After upgrading the Elastic Stack, Fleet Server, and Elastic Agents to 9.3.4, and after re-enabling / upgrading integrations, we started seeing a very large number of errors in logs-elastic_agent-*.
The errors look like this:
message: failed to index document
error.type: version_conflict_engine_exception
http.response.status_code: 409
hint: check the "Known issues" section of Elasticsearch Exporter docs
Example target data streams / backing indices:
.ds-metrics-elasticsearch.stack_monitoring.shard-default-...
.ds-metrics-sql-default-...
Initially, we mostly observed this for Elasticsearch Stack Monitoring, especially the dataset:
metrics-elasticsearch.stack_monitoring.shard
Later, similar errors also appeared for SQL metrics.
Sample log
{
"message": "failed to index document",
"error.type": "version_conflict_engine_exception",
"http.response.status_code": 409,
"hint": "check the "Known issues" section of Elasticsearch Exporter docs",
"index": ".ds-metrics-elasticsearch.stack_monitoring.shard-default-2026.04.01-000023",
"otelcol.component.id": "elasticsearch/_agent-component/default",
"otelcol.component.kind": "exporter",
"otelcol.signal": "logs",
"resource.service.name": "/opt/Elastic/Agent/data/elastic-agent-9.3.4-.../components/elastic-otel-collector",
"resource.service.version": "9.3.4"
}
For SQL metrics, the error is similar.
The main operational impact is a very large amount of error noise in logs-elastic_agent-*.
We do not see an Elasticsearch cluster failure at the same time. The cluster is not red and primary shards are available. Metrics appear to be partially or mostly visible in Kibana, but we are not sure whether all metric samples are preserved or whether some samples are rejected as duplicates.
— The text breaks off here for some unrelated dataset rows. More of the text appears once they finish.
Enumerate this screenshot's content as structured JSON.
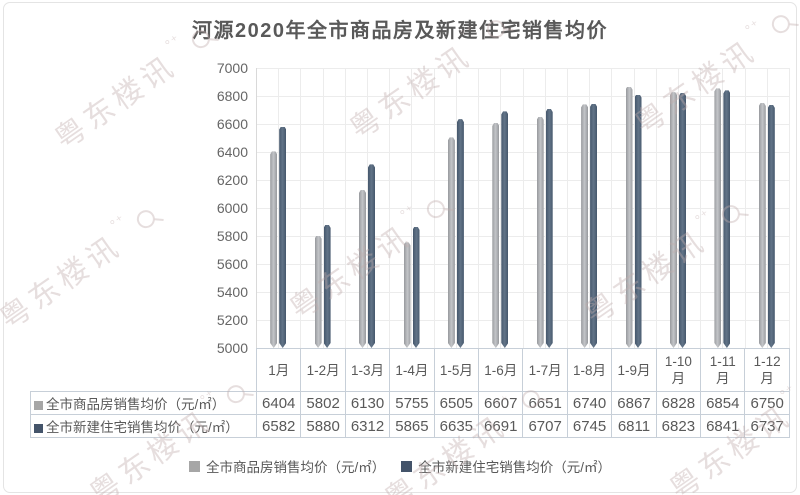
{
  "title": "河源2020年全市商品房及新建住宅销售均价",
  "watermark": {
    "text": "粤东楼讯",
    "suffix": "°⁺"
  },
  "colors": {
    "series1": "#a6a6a6",
    "series2": "#44546a",
    "series1_bar": "#a9abae",
    "series2_bar": "#51647b",
    "text": "#595959",
    "grid": "#ececec",
    "table_border": "#c7cfd8"
  },
  "chart_data": {
    "type": "bar",
    "title": "河源2020年全市商品房及新建住宅销售均价",
    "categories": [
      "1月",
      "1-2月",
      "1-3月",
      "1-4月",
      "1-5月",
      "1-6月",
      "1-7月",
      "1-8月",
      "1-9月",
      "1-10月",
      "1-11月",
      "1-12月"
    ],
    "series": [
      {
        "name": "全市商品房销售均价（元/㎡）",
        "color": "#a6a6a6",
        "values": [
          6404,
          5802,
          6130,
          5755,
          6505,
          6607,
          6651,
          6740,
          6867,
          6828,
          6854,
          6750
        ]
      },
      {
        "name": "全市新建住宅销售均价（元/㎡）",
        "color": "#44546a",
        "values": [
          6582,
          5880,
          6312,
          5865,
          6635,
          6691,
          6707,
          6745,
          6811,
          6823,
          6841,
          6737
        ]
      }
    ],
    "xlabel": "",
    "ylabel": "",
    "ylim": [
      5000,
      7000
    ],
    "ytick_step": 200,
    "yticks": [
      7000,
      6800,
      6600,
      6400,
      6200,
      6000,
      5800,
      5600,
      5400,
      5200,
      5000
    ],
    "grid": true,
    "legend_position": "bottom",
    "data_table_shown": true
  }
}
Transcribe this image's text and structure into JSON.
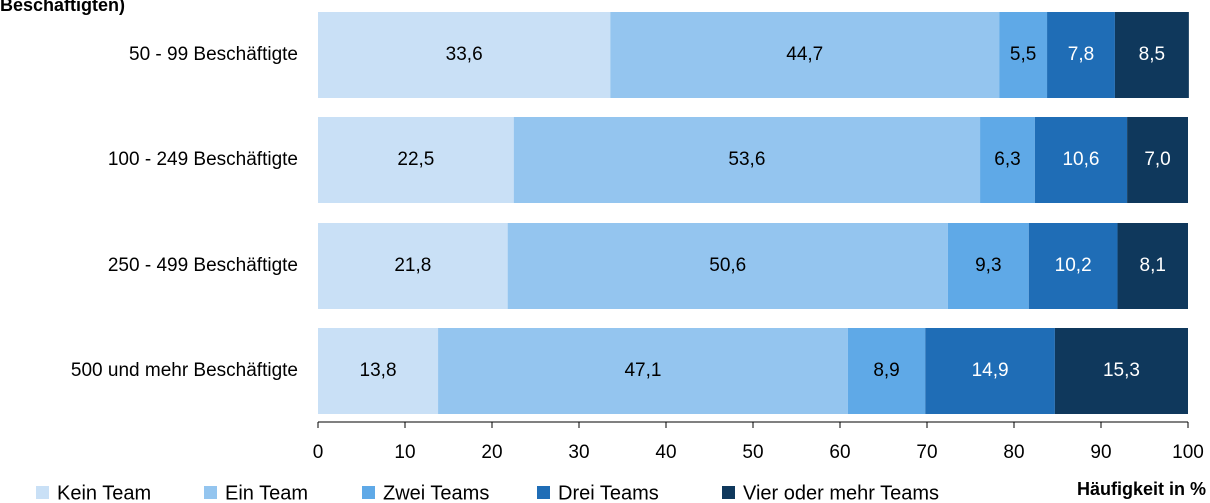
{
  "chart_data": {
    "type": "stacked_bar_horizontal",
    "title": "Beschäftigten)",
    "x_axis_label": "Häufigkeit in %",
    "categories": [
      "50 - 99 Beschäftigte",
      "100 - 249 Beschäftigte",
      "250 - 499 Beschäftigte",
      "500 und mehr Beschäftigte"
    ],
    "series": [
      {
        "name": "Kein Team",
        "color": "#c9e0f6",
        "values": [
          33.6,
          22.5,
          21.8,
          13.8
        ],
        "value_labels": [
          "33,6",
          "22,5",
          "21,8",
          "13,8"
        ]
      },
      {
        "name": "Ein Team",
        "color": "#94c5ef",
        "values": [
          44.7,
          53.6,
          50.6,
          47.1
        ],
        "value_labels": [
          "44,7",
          "53,6",
          "50,6",
          "47,1"
        ]
      },
      {
        "name": "Zwei Teams",
        "color": "#5fa9e7",
        "values": [
          5.5,
          6.3,
          9.3,
          8.9
        ],
        "value_labels": [
          "5,5",
          "6,3",
          "9,3",
          "8,9"
        ]
      },
      {
        "name": "Drei Teams",
        "color": "#1f6db6",
        "values": [
          7.8,
          10.6,
          10.2,
          14.9
        ],
        "value_labels": [
          "7,8",
          "10,6",
          "10,2",
          "14,9"
        ]
      },
      {
        "name": "Vier oder mehr Teams",
        "color": "#0f385c",
        "values": [
          8.5,
          7.0,
          8.1,
          15.3
        ],
        "value_labels": [
          "8,5",
          "7,0",
          "8,1",
          "15,3"
        ]
      }
    ],
    "xlim": [
      0,
      100
    ],
    "xticks": [
      0,
      10,
      20,
      30,
      40,
      50,
      60,
      70,
      80,
      90,
      100
    ],
    "legend": "bottom"
  }
}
The Elasticsearch Exporter documentation says that version_conflict_engine_exception can be a normal sign of duplicate detection in TSDB metrics data streams, but it also states that in some cases data may be classified as duplicate even when it was not, which implies possible data loss.
What we have checked
We have verified that:
- The Elasticsearch cluster is running and is not red.
- Primary shards are available.
- Elastic Agent is Healthy.
- The integrations are enabled.
- The issue started after the 9.3.4 upgrade / after re-enabling integrations.
- Most errors are related to TSDB metrics, especially stack_monitoring.shard and SQL metrics.
- The error is emitted by elastic-otel-collector / elasticsearchexporter, not by a custom application log pipeline.
Has anyone encountered this problem? Do you know of a solution?